DE LA POESIE CHINOISE (FRANCOIS CHENG) EXTRAITS ET TEXTES INSPIRES BRAN DU 18 09 SEPTEMBRE
Photos Bran du
Du Côte de la poésie chinoise :
Partie 1 : L'écriture poétique chinoise par François Cheng (extrait)
Partie 2 : Texte Bran du : Lui, le Poète...
Partie 3 : Bran du : Poèmes inspirés de la pensée chinoise.
L'Ecriture Poétique Chinoise (François Cheng)
Point éditeur (extraits)
Poésié de la dynastie des Tang (VIIè au IXè siècle)

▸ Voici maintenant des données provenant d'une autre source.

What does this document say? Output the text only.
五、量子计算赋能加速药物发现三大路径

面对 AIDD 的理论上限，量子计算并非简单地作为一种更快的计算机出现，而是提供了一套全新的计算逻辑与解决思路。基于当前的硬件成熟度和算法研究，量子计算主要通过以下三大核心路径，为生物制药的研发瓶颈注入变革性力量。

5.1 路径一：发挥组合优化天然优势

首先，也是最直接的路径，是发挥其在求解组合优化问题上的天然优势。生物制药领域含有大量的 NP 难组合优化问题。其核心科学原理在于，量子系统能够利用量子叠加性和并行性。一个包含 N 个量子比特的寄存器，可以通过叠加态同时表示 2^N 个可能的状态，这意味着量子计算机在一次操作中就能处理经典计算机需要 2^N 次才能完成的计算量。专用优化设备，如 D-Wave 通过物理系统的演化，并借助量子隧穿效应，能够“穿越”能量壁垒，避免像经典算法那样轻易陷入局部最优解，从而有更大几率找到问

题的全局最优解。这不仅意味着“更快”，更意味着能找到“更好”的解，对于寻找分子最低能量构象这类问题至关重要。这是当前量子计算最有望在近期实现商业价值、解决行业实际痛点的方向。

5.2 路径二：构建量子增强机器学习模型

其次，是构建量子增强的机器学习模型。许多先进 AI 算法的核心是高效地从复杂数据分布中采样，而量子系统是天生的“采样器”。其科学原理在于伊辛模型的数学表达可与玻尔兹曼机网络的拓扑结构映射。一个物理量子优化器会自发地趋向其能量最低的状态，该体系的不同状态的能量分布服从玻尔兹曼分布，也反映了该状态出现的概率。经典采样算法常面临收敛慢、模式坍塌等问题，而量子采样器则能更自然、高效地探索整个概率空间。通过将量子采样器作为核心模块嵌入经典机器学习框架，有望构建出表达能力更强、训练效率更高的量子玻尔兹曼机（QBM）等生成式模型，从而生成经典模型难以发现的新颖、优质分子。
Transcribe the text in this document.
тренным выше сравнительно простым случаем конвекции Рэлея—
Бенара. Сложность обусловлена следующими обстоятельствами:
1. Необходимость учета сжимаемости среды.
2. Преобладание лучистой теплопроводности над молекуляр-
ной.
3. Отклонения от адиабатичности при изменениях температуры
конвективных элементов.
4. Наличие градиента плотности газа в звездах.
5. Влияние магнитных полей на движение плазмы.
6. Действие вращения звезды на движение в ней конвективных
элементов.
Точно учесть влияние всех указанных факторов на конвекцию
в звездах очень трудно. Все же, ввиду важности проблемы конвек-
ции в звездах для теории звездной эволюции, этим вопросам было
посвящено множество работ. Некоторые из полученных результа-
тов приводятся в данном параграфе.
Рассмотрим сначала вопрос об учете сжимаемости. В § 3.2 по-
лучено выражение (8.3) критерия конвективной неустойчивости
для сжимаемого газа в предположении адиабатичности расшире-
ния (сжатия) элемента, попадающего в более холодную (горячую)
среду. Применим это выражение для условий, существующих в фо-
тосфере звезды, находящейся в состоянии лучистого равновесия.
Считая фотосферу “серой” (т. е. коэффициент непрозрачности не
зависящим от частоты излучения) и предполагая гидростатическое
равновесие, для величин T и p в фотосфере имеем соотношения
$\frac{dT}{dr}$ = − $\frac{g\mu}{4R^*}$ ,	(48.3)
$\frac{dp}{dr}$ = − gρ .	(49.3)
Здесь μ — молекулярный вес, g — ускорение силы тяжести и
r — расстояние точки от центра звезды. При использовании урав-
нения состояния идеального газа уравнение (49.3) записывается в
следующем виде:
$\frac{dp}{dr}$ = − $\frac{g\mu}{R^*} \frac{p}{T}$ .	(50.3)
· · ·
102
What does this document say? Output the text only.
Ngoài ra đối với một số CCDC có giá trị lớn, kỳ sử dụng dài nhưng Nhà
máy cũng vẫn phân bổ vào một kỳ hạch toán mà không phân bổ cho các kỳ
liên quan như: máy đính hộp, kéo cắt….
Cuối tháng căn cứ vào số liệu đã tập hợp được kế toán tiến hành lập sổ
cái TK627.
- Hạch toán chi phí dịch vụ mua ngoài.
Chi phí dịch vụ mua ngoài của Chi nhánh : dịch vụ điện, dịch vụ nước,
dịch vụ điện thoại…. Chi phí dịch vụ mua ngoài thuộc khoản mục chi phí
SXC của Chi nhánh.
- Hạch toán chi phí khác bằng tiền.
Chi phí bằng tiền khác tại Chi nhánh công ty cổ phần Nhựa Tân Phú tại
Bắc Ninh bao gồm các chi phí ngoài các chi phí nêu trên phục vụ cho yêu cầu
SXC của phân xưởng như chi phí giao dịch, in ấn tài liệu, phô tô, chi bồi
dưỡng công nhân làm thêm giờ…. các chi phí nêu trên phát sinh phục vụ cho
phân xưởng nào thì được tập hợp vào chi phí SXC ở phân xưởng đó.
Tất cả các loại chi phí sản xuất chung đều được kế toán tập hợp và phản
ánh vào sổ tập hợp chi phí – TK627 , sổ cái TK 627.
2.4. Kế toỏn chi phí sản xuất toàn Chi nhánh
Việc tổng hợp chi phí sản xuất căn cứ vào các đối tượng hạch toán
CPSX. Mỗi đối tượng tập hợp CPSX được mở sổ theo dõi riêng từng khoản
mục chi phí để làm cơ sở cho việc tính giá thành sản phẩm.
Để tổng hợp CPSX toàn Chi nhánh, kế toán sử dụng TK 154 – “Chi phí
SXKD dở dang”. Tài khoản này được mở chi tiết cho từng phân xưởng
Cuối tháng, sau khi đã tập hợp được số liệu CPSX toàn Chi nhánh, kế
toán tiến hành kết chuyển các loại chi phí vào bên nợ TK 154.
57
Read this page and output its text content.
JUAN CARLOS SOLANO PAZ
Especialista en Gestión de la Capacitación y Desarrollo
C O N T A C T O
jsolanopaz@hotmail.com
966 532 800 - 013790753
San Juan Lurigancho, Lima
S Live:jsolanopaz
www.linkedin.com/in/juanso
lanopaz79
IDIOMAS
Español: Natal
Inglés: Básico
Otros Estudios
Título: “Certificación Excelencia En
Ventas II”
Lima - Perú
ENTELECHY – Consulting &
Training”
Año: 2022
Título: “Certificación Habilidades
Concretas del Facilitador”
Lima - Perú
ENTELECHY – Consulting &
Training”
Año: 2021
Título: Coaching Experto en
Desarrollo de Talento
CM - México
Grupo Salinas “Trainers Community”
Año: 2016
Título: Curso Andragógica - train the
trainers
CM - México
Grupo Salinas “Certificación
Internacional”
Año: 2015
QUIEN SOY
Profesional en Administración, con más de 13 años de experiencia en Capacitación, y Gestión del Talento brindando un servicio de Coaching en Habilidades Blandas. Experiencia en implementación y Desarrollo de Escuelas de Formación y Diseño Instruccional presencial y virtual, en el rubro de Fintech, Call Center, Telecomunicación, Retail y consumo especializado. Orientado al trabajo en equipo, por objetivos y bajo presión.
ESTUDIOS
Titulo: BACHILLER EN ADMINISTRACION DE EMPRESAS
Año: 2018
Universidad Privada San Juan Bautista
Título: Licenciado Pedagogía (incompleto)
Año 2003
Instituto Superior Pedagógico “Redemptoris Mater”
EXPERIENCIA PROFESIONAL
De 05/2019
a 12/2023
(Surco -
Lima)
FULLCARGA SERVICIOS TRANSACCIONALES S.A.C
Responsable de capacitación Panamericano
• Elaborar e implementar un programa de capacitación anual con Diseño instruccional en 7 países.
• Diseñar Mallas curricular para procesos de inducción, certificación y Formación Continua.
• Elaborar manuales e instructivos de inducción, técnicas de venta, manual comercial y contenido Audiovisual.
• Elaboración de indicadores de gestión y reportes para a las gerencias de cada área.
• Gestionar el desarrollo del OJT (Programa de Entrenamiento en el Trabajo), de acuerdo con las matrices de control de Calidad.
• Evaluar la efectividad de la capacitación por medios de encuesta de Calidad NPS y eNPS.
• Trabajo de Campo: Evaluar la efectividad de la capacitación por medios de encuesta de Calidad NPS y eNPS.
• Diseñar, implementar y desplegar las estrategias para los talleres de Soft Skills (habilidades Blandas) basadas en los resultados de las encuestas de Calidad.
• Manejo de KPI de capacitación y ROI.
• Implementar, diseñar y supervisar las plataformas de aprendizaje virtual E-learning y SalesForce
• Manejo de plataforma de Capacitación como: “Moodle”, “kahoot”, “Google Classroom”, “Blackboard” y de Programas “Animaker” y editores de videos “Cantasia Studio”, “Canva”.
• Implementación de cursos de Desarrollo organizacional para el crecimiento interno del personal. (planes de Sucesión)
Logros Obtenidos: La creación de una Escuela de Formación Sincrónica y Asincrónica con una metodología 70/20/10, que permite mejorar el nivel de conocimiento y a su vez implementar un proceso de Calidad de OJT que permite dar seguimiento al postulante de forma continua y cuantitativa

40 siècles de dits, de littérature, de poésie...
Prélude :
«…Le Dao d’origine engendre l’Un
L’Un engendre le Deux
Le Deux engendre le Trois
Le Trois produit les dix mille êtres
Les dix mille êtres s’adossent au Yin (La Terre)
Et serrent sur leur poitrine le Yang (Le Ciel)
L’Harmonie naît du Souffle du vide médian… »
Lao-Zi
Fondateur du taoïsme
(La Voie de la vertu chapitre 42)
Le Dao d’Origine c’est le vide suprême d’où émane le Un
qui n’est autre que le Souffle primordial…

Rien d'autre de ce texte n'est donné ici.